I would suggest creating a flag in the script for clients 1st visit. So Something like this:
LOAD CLIENT_ID,
If(CLIENT_ID= Previous(CLIENT_ID), 0, 1) as Flag
Resident ....
Order By Client, Age;
Now use this as your expression
Count(DISTINCT {<Flag = {1}>} CLIENT_ID)
Thanks Sunny - In this case, this is not going to work (I don't think - not without some refinement). The analysis is performed over 2-year blocks, so the end table would look like:
2009–2010 | 2010–2011 | 2011–2012 | 2012–2013 | 2013–2014 | |
40–49 years | xx | xx | xx | xx | xx |
50–59 years | xx | xx | xx | xx | xx |
60–69 years | xx | xx | xx | xx | xx |
70–79 yrs | xx | xx | xx | xx | xx |
80+ years | xx | xx | xx | xx | xx |
Total 40+ Years | Sum of above | Sum of above | Sum of above | Sum of above | Sum of above |
Now the issue lies in that a client who attends in 2009 for the first time, and then in 2010, and then in 2011 needs to be only counted once in each block, irrespective of the age at attendance. For example, the client is 49 at their 2009 attendance and 50 at their 2010 attendance, then the count should only have them at the 40-49 band for the 2009-2010 column, but then they should also be counted once again in the 50-59 years band of the 2010-2011 column, and so forth.
I suspect I will have to build a new table to factor for this, but was hoping that set analysis could handle it.

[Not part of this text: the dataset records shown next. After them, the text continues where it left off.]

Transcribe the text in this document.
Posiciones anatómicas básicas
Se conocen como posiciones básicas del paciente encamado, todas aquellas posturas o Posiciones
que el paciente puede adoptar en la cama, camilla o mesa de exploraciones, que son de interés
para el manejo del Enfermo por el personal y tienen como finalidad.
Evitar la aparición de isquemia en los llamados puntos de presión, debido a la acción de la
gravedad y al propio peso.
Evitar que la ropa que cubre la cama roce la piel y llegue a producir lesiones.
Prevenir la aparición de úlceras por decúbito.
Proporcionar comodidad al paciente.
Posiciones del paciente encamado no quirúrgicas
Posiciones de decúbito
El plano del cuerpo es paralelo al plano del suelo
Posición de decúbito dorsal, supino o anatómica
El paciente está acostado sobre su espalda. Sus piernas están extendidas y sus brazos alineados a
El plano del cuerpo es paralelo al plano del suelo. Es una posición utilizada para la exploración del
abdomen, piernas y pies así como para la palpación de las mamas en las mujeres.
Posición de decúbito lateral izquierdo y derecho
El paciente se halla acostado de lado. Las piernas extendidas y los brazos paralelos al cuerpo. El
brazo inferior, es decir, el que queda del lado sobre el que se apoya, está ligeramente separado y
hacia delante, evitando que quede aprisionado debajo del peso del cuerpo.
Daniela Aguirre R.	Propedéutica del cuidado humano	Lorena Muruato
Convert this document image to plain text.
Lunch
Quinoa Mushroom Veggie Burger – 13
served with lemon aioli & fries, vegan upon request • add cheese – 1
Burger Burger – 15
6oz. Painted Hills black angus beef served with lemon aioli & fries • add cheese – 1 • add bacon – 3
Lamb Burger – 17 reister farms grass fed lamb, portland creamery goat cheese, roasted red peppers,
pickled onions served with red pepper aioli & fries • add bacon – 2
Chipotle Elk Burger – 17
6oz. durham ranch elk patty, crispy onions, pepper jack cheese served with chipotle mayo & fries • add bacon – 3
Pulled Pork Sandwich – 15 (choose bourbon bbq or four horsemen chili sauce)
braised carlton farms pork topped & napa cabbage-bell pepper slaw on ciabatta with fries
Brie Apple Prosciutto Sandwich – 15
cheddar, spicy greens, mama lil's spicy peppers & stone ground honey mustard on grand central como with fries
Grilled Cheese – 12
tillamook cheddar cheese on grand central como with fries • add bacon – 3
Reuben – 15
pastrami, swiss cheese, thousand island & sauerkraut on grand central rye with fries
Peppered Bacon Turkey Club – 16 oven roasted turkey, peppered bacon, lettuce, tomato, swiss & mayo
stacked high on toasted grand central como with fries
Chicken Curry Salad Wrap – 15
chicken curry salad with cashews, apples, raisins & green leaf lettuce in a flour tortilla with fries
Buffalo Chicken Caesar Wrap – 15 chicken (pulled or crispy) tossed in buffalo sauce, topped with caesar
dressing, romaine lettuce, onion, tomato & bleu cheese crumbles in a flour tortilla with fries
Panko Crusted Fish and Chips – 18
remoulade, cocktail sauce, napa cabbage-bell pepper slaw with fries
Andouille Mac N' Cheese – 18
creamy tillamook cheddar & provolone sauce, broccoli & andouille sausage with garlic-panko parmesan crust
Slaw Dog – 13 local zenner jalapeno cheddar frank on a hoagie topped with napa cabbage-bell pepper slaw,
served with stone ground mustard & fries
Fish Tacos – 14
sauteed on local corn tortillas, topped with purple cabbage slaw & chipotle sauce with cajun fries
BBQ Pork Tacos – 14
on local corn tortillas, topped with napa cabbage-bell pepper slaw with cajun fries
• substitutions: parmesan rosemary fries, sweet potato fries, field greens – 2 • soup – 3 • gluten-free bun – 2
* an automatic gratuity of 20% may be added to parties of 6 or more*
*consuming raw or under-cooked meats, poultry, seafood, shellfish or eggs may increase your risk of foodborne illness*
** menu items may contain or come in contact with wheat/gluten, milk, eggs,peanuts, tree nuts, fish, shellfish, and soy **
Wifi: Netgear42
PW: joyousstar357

Any thoughts or suggestions on an approach appreciated,
Cheers,
Lee
I think this could still work but will have to be played around with. If you can provide few sample rows of data with the expected output, someone here might be able to help you achieve your desired output.
Best,
Sunny
Okay, thought I'd post an update on this - I did have to create a new structure around this.
For anyone who has to deal with a similar issue, my methodology was this
1: Get the minimum and maximum years available
LET vMinYr = YEAR($(vMinDate));
LET vMaxYr = YEAR($(vMaxDate));
2: Do a loop from through the years
FOR i =Num#($(vMinYr), '####') to Num($(vMaxYr))

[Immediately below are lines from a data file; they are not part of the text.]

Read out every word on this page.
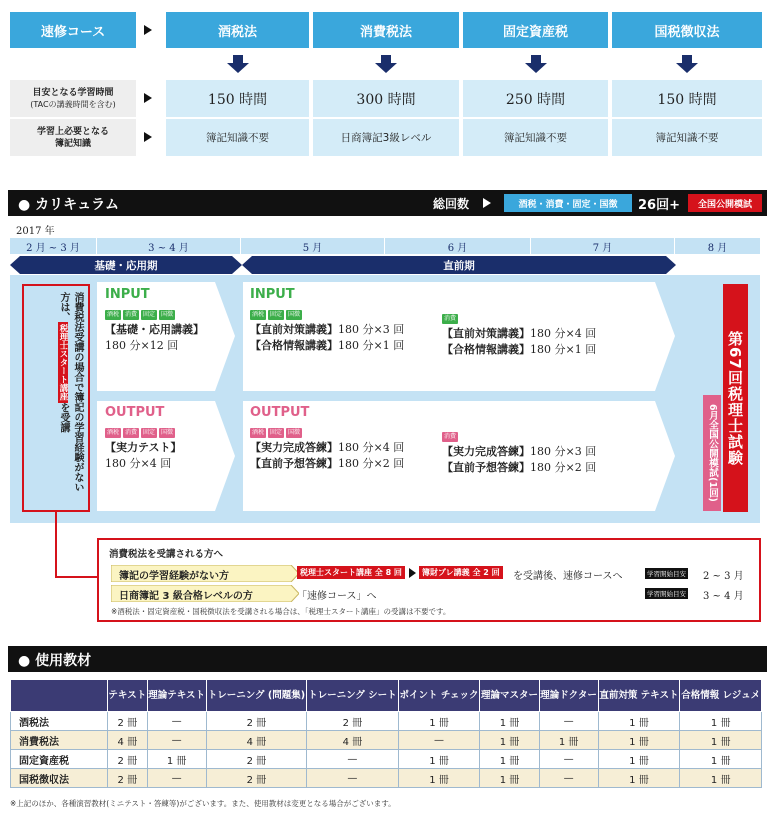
速修コース	酒税法	消費税法	固定資産税	国税徴収法
目安となる学習時間
(TACの講義時間を含む)	150 時間	300 時間	250 時間	150 時間
学習上必要となる
簿記知識	簿記知識不要	日商簿記3級レベル	簿記知識不要	簿記知識不要
● カリキュラム	総回数	酒税・消費・固定・国徴 26回+ 全国公開模試
2017 年
2 月 ~ 3 月	3 ~ 4 月	5 月	6 月	7 月	8 月
基礎・応用期	直前期
消費税法受講の場合で簿記の学習経験がない方は、税理士スタート講座を受講
INPUT
酒税 消費 固定 国徴
【基礎・応用講義】
180 分×12 回
OUTPUT
酒税 消費 固定 国徴
【実力テスト】
180 分×4 回
INPUT
酒税 固定 国徴
【直前対策講義】180 分×3 回
【合格情報講義】180 分×1 回
消費
【直前対策講義】180 分×4 回
【合格情報講義】180 分×1 回
OUTPUT
酒税 固定 国徴
【実力完成答練】180 分×4 回
【直前予想答練】180 分×2 回
消費
【実力完成答練】180 分×3 回
【直前予想答練】180 分×2 回	6月全国公開模試(1回) 第67回税理士試験
消費税法を受講される方へ
簿記の学習経験がない方	税理士スタート講座 全 8 回	簿財プレ講義 全 2 回	を受講後、速修コースへ	学習開始目安 2 ~ 3 月
日商簿記 3 級合格レベルの方	「速修コース」へ	学習開始目安 3 ~ 4 月
※酒税法・固定資産税・国税徴収法を受講される場合は、「税理士スタート講座」の受講は不要です。
● 使用教材
	テキスト	理論テキスト	トレーニング (問題集)	トレーニング シート	ポイント チェック	理論マスター	理論ドクター	直前対策 テキスト	合格情報 レジュメ
酒税法	2 冊	—	2 冊	2 冊	1 冊	1 冊	—	1 冊	1 冊
消費税法	4 冊	—	4 冊	4 冊	—	1 冊	1 冊	1 冊	1 冊
固定資産税	2 冊	1 冊	2 冊	—	1 冊	1 冊	—	1 冊	1 冊
国税徴収法	2 冊	—	2 冊	—	1 冊	1 冊	—	1 冊	1 冊
※上記のほか、各種演習教材(ミニテスト・答練等)がございます。また、使用教材は変更となる場合がございます。
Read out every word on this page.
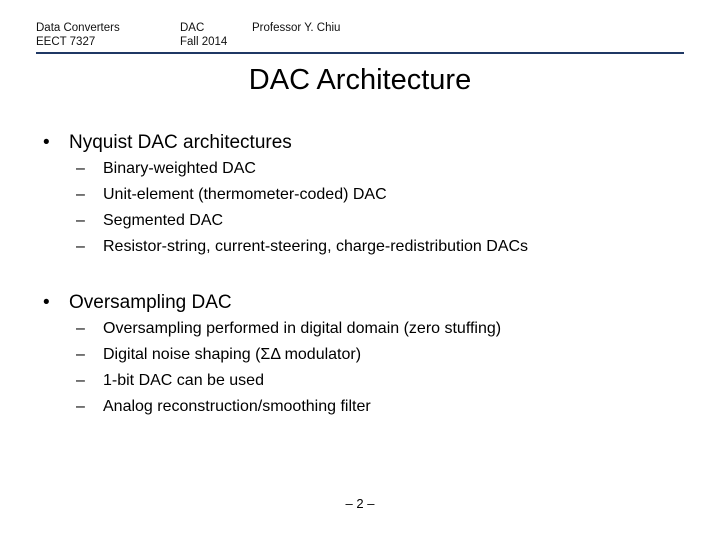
Data Converters
EECT 7327
DAC
Fall 2014
Professor Y. Chiu
DAC Architecture
• Nyquist DAC architectures
– Binary-weighted DAC
– Unit-element (thermometer-coded) DAC
– Segmented DAC
– Resistor-string, current-steering, charge-redistribution DACs
• Oversampling DAC
– Oversampling performed in digital domain (zero stuffing)
– Digital noise shaping (ΣΔ modulator)
– 1-bit DAC can be used
– Analog reconstruction/smoothing filter
– 2 –
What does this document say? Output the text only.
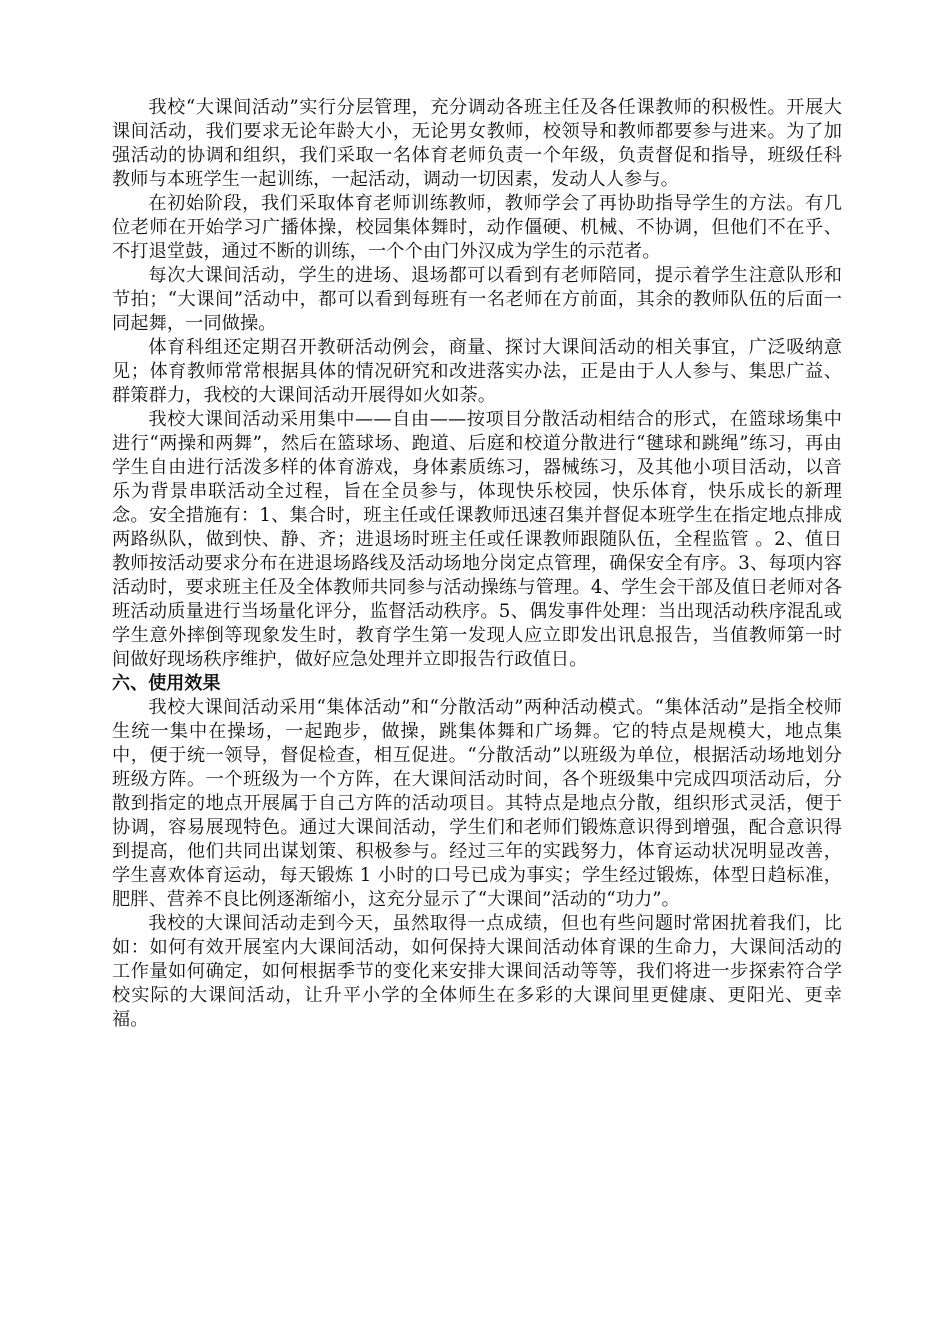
我校“大课间活动”实行分层管理，充分调动各班主任及各任课教师的积极性。开展大课间活动，我们要求无论年龄大小，无论男女教师，校领导和教师都要参与进来。为了加强活动的协调和组织，我们采取一名体育老师负责一个年级，负责督促和指导，班级任科教师与本班学生一起训练，一起活动，调动一切因素，发动人人参与。

在初始阶段，我们采取体育老师训练教师，教师学会了再协助指导学生的方法。有几位老师在开始学习广播体操，校园集体舞时，动作僵硬、机械、不协调，但他们不在乎、不打退堂鼓，通过不断的训练，一个个由门外汉成为学生的示范者。

每次大课间活动，学生的进场、退场都可以看到有老师陪同，提示着学生注意队形和节拍；“大课间”活动中，都可以看到每班有一名老师在方前面，其余的教师队伍的后面一同起舞，一同做操。

体育科组还定期召开教研活动例会，商量、探讨大课间活动的相关事宜，广泛吸纳意见；体育教师常常根据具体的情况研究和改进落实办法，正是由于人人参与、集思广益、群策群力，我校的大课间活动开展得如火如荼。

我校大课间活动采用集中——自由——按项目分散活动相结合的形式，在篮球场集中进行“两操和两舞”，然后在篮球场、跑道、后庭和校道分散进行“毽球和跳绳”练习，再由学生自由进行活泼多样的体育游戏，身体素质练习，器械练习，及其他小项目活动，以音乐为背景串联活动全过程，旨在全员参与，体现快乐校园，快乐体育，快乐成长的新理念。安全措施有：1、集合时，班主任或任课教师迅速召集并督促本班学生在指定地点排成两路纵队，做到快、静、齐；进退场时班主任或任课教师跟随队伍，全程监管 。2、值日教师按活动要求分布在进退场路线及活动场地分岗定点管理，确保安全有序。3、每项内容活动时，要求班主任及全体教师共同参与活动操练与管理。4、学生会干部及值日老师对各班活动质量进行当场量化评分，监督活动秩序。5、偶发事件处理：当出现活动秩序混乱或学生意外摔倒等现象发生时，教育学生第一发现人应立即发出讯息报告，当值教师第一时间做好现场秩序维护，做好应急处理并立即报告行政值日。

六、使用效果

我校大课间活动采用“集体活动”和“分散活动”两种活动模式。“集体活动”是指全校师生统一集中在操场，一起跑步，做操，跳集体舞和广场舞。它的特点是规模大，地点集中，便于统一领导，督促检查，相互促进。“分散活动”以班级为单位，根据活动场地划分班级方阵。一个班级为一个方阵，在大课间活动时间，各个班级集中完成四项活动后，分散到指定的地点开展属于自己方阵的活动项目。其特点是地点分散，组织形式灵活，便于协调，容易展现特色。通过大课间活动，学生们和老师们锻炼意识得到增强，配合意识得到提高，他们共同出谋划策、积极参与。经过三年的实践努力，体育运动状况明显改善，学生喜欢体育运动，每天锻炼 1 小时的口号已成为事实；学生经过锻炼，体型日趋标准，肥胖、营养不良比例逐渐缩小，这充分显示了“大课间”活动的“功力”。

我校的大课间活动走到今天，虽然取得一点成绩，但也有些问题时常困扰着我们，比如：如何有效开展室内大课间活动，如何保持大课间活动体育课的生命力，大课间活动的工作量如何确定，如何根据季节的变化来安排大课间活动等等，我们将进一步探索符合学校实际的大课间活动，让升平小学的全体师生在多彩的大课间里更健康、更阳光、更幸福。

LET j =Num#($(i), '####')+2; //To ensure 2 year blocks
3: Create a temporary table of sorted values
CLI_TMP:
LOAD
[Fields],
Text($(i)) & '-' & Text(Num#($(i), '####')+1) AS ATTENDANCE_RANGE, --i.e., 2013 - 2014
RESIDENT CLIENT_ATTENDANCES
WHERE Num#(YEAR(ATTENDANCE_DATE))>=$(i) AND Num#(YEAR(ATTENDANCE_DATE)) < $(j)

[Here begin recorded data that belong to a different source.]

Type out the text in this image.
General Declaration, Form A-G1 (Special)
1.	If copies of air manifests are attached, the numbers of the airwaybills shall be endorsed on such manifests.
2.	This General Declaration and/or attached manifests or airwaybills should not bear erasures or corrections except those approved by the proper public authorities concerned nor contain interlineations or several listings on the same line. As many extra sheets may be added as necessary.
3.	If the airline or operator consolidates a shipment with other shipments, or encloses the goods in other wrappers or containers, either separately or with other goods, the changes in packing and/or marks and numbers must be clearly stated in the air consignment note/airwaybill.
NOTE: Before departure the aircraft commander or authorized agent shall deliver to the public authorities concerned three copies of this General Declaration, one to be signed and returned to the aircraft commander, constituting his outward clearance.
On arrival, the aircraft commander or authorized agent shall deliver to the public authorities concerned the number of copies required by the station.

ORDER BY CLI_ID ASC, ATTENDANCE_DATE ASC
;
4: Screen the temp table for duplicates into the final table - I needed to do this because using peek/previous in the above build didn't seem to filter duplicates properly
LOAD
[Fields]
IF(CLI_ID <> Previous(CLI_ID),1,0) AS ATTENDANCE_FLAG --
RESIDENT CLI_TMP
ORDER BY CLI_ID ASC, ATTENDANCE_DATE ASC -- to be sure to be sure...
;
5: Drop the tmp table
Drop table CLI_TMP
Next i;
It's a bit convoluted but it works. It would be nice if there was a more elegant solutions though.